Economic Overview of Western Balkans Countries in the 3rd quarter 2018

The European Commission published on October 12, 2018 an updated quarterly overview of economic developments for the Western Balkan countries

The economic upswing continued in the Western Balkans during the second quarter of 2018 with annual GDP growth accelerating to 4.3% across the region up from 3.6% in the first quarter and 1.9% in the same quarter a year before. Despite further progress in fiscal consolidation, high public debt levels remain a source of vulnerability in most countries.


In October 2018, Albania issued a 500 million EUR 7-year Eurobond and achieved a favourable 3.55% interest rate, 2.2 points below the last 5-year issuance in 2015. The Government intends to refinance an earlier Eurobond, thus reducing pressure on the domestic lending market, and extend the maturity of public debt.

Albania’s real GDP increased by 4.3 % y-o-y in the second quarter after growing by 4.5% in the first three months. On the demand side, growth was mainly driven by household consumption which strengthened its solid growth to 3.3 % yo-y, supported by employment growth, moderate inflation and low interest rates.

Exports of goods and services continued their recovery in the second quarter with 3.9 % while imports of goods and services grew more slowly with 2% (y-o-y). Overall exports increased their share of GDP to 34.1% whereas imports eased slightly but remained on their elevated level of almost 50% of GDP. On the supply side, electricity production and processing industries contributed significantly to GDP growth in 2018 so far. Construction decelerated as did the services sector, mainly due to base effects, while both sectors continued to contribute positively to the economic performance.

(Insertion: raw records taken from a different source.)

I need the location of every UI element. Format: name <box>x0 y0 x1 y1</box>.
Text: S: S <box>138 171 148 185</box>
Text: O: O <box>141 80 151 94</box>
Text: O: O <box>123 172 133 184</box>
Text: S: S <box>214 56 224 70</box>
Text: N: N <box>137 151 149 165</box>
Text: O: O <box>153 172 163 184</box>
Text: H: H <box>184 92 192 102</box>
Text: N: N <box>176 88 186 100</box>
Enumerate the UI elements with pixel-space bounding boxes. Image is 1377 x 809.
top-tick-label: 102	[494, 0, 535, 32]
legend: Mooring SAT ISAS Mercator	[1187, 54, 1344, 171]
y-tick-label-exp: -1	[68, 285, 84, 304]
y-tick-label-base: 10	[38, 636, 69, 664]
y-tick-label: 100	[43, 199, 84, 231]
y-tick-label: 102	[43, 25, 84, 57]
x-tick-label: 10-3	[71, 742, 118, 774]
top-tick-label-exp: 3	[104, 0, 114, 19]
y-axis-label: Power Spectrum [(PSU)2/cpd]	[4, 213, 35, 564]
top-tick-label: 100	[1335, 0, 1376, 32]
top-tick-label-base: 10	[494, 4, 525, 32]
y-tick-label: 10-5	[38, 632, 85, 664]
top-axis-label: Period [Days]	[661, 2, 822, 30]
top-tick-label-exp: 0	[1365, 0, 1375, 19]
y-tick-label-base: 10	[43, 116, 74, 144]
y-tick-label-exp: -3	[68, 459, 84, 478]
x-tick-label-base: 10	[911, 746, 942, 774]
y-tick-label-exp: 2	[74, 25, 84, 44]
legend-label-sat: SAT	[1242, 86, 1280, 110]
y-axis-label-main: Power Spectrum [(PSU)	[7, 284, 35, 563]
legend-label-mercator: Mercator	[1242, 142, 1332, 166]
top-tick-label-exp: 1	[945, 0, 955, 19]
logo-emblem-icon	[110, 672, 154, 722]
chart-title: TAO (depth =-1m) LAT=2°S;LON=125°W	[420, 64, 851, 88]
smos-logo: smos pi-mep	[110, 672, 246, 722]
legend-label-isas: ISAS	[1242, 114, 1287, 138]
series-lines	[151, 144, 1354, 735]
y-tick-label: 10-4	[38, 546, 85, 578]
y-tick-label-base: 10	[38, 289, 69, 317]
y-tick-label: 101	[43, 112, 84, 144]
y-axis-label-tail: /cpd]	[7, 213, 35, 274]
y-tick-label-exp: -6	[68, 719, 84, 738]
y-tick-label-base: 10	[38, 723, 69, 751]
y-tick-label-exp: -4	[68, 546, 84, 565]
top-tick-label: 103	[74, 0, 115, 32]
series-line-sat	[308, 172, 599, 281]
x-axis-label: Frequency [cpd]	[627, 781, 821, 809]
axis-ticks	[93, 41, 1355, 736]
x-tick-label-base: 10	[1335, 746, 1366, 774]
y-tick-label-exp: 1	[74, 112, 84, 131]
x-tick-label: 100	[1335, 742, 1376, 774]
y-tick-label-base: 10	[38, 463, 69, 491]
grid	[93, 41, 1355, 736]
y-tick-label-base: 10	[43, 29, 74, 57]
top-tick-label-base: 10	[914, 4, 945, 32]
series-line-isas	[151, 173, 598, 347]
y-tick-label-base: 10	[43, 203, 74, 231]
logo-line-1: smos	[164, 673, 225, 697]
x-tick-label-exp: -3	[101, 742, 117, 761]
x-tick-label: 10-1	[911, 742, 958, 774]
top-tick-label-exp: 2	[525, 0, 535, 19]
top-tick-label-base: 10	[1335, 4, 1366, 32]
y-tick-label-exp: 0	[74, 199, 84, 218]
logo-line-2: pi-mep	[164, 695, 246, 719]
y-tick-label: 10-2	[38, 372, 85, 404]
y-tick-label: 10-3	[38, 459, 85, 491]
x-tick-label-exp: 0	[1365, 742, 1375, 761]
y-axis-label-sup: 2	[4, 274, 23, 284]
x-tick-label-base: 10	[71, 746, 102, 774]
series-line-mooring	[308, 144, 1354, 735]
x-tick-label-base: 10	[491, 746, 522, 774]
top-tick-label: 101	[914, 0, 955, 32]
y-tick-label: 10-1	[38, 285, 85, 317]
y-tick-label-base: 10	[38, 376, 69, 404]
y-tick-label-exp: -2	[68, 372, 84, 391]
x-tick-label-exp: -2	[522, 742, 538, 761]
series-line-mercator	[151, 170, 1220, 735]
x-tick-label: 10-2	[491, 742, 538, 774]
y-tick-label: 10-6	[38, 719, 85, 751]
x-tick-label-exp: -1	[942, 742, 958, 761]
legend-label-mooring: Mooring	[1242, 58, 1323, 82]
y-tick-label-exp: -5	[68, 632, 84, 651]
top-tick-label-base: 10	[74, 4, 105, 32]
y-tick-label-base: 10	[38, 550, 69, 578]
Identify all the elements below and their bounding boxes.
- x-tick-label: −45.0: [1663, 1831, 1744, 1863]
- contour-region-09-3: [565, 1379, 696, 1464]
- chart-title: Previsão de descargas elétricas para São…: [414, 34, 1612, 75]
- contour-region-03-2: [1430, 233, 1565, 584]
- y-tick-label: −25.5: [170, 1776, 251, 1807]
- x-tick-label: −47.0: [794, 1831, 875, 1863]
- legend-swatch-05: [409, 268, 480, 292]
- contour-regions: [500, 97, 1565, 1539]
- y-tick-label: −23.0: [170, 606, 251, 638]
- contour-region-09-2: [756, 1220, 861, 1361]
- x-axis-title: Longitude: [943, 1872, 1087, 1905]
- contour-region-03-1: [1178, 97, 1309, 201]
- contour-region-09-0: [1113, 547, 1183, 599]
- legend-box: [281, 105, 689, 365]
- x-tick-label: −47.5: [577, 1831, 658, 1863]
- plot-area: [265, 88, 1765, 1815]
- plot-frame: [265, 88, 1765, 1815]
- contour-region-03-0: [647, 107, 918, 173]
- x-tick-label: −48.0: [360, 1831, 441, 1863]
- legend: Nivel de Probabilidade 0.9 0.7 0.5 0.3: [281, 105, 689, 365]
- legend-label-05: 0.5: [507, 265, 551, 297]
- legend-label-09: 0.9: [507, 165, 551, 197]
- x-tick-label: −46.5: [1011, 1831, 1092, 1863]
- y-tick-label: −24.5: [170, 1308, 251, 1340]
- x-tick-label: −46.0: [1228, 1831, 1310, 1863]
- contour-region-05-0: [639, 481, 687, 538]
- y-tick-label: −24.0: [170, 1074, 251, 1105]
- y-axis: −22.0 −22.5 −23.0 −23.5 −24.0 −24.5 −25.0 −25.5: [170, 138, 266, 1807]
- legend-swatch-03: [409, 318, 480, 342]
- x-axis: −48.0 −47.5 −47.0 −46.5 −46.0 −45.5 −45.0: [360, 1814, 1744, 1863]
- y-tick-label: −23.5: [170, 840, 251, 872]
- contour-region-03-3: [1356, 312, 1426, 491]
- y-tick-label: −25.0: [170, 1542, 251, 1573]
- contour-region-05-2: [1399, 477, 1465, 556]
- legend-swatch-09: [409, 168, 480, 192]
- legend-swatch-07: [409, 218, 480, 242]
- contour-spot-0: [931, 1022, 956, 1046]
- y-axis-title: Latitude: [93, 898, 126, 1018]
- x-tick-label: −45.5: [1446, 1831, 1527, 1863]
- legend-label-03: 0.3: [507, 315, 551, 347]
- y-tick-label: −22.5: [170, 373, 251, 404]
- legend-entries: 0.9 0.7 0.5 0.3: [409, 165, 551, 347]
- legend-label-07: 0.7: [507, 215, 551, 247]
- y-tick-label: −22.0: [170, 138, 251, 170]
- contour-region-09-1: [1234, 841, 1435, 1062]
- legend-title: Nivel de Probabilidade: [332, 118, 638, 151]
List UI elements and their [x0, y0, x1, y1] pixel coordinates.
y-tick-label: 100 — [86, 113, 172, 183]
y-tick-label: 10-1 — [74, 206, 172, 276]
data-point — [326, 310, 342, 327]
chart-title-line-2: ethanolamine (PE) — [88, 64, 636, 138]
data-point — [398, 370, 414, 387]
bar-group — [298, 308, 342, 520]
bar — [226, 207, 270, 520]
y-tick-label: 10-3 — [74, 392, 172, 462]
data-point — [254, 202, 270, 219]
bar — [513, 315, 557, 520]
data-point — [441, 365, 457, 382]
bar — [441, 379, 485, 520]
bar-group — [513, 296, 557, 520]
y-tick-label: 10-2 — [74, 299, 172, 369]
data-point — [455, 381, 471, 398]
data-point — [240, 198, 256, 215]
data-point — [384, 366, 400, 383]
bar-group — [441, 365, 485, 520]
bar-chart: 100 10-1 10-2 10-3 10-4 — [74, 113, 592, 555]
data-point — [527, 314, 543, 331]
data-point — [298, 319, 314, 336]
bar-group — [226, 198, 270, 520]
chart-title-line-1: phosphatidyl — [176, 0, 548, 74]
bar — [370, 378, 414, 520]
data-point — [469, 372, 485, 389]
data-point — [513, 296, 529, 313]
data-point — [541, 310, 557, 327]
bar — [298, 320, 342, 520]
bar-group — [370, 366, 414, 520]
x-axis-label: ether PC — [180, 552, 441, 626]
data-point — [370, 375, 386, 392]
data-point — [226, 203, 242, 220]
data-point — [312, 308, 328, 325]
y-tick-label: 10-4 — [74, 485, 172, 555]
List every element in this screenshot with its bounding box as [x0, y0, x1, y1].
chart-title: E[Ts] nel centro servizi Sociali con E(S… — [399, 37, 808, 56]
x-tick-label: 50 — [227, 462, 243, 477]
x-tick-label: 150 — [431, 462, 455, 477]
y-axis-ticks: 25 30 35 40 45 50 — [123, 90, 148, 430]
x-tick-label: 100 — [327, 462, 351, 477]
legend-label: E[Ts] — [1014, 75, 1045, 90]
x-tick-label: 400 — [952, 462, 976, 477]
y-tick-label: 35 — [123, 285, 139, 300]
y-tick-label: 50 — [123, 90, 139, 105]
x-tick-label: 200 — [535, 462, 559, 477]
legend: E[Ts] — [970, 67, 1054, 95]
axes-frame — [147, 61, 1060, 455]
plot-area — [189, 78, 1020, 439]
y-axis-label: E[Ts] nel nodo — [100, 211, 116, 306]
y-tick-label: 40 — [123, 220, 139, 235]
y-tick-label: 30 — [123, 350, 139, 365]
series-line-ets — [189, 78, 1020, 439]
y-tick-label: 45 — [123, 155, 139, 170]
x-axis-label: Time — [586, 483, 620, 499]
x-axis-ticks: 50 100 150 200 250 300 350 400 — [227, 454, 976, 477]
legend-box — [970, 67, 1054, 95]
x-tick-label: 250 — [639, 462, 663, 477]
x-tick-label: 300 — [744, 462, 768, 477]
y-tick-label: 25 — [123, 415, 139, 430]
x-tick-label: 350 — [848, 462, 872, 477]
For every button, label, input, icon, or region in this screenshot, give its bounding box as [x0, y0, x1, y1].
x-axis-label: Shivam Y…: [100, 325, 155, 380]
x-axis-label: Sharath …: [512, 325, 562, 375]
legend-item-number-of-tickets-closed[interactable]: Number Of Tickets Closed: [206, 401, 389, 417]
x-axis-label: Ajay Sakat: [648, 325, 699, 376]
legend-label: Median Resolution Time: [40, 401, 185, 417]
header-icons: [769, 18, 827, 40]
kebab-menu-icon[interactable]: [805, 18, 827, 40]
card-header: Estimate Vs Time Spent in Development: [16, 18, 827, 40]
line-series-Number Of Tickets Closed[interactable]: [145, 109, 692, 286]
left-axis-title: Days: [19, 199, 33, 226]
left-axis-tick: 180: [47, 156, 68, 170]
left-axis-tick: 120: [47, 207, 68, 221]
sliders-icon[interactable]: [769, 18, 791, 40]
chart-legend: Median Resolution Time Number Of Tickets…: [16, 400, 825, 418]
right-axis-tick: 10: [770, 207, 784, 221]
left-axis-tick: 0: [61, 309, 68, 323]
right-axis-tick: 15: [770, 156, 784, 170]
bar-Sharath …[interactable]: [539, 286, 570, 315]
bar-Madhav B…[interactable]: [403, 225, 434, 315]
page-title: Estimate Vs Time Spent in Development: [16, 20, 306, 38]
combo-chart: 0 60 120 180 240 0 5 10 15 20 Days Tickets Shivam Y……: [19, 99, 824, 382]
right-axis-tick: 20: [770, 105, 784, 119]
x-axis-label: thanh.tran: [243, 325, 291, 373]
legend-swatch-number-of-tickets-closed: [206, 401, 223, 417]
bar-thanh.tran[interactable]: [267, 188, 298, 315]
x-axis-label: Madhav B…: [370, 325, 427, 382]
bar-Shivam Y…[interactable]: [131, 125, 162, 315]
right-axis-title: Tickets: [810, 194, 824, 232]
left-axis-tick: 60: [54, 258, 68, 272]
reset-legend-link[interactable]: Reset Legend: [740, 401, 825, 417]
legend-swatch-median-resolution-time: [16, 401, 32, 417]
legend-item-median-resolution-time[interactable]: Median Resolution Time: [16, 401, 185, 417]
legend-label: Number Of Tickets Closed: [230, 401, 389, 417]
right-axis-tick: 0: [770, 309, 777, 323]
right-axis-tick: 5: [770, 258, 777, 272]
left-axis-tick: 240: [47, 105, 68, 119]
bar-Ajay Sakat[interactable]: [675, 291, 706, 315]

The labour market reflected the on-going economic expansion. Youth unemployment remains high but it has been continuously declining from its peak of 34% in 2015. FDI inflows are the major financing source of the current account deficit with a coverage ratio of 152 % over the first half of 2018. Gross external debt increased to EUR 8.1 billion at the end of the second quarter which corresponds to 66.8 % of GDP. Foreign exchange reserves increased to EUR 2.96 billion.

Western Balkans Countries

In Serbia, economic growth was driven by all domestic demand components while Albania’s growth performance relied mainly on household consumption. Economic growth accelerated in most countries of the Western Balkans in the second quarter of 2018, continuing a trend that started in early 2017.

Nonetheless the ongoing economic recovery has not yet translated into more dynamic job creation. With the exception of Montenegro where employment growth accelerated in the second quarter, overall, the average job growth rate in the Western Balkans fell to 0.6% from 1.5% in the first quarter. Nevertheless, the labour market situation in the region remains challenging with unemployment rates ranging from 11.9% in Serbia to 29.4% in Kosovo.

As the result of narrow production bases and competitiveness challenges, merchandise trade deficits remain very high across the Western Balkans, ranging from around 13% of GDP for Serbia to 18% or above for Macedonia, Albania and Bosnia and Herzegovina and equal to 44% for Kosovo and Montenegro. Trade deficits are only partially offset by surpluses in the services account and in current transfers, resulting in large foreign financing needs.

Bank lending continued to be more supportive of growth in the Western Balkan region, as credit growth accelerated in the second quarter of 2018, compared to the first quarter, in Montenegro and Bosnia and Herzegovina as well as in Serbia and Albania.

In the first eight months of 2018, the economic upturn continued to support the reduction of fiscal deficits in most countries in the Western Balkan region. However, most countries also continued to experience underperforming capital expenditure, reflecting persistent weaknesses in the planning, selection and management of public investment.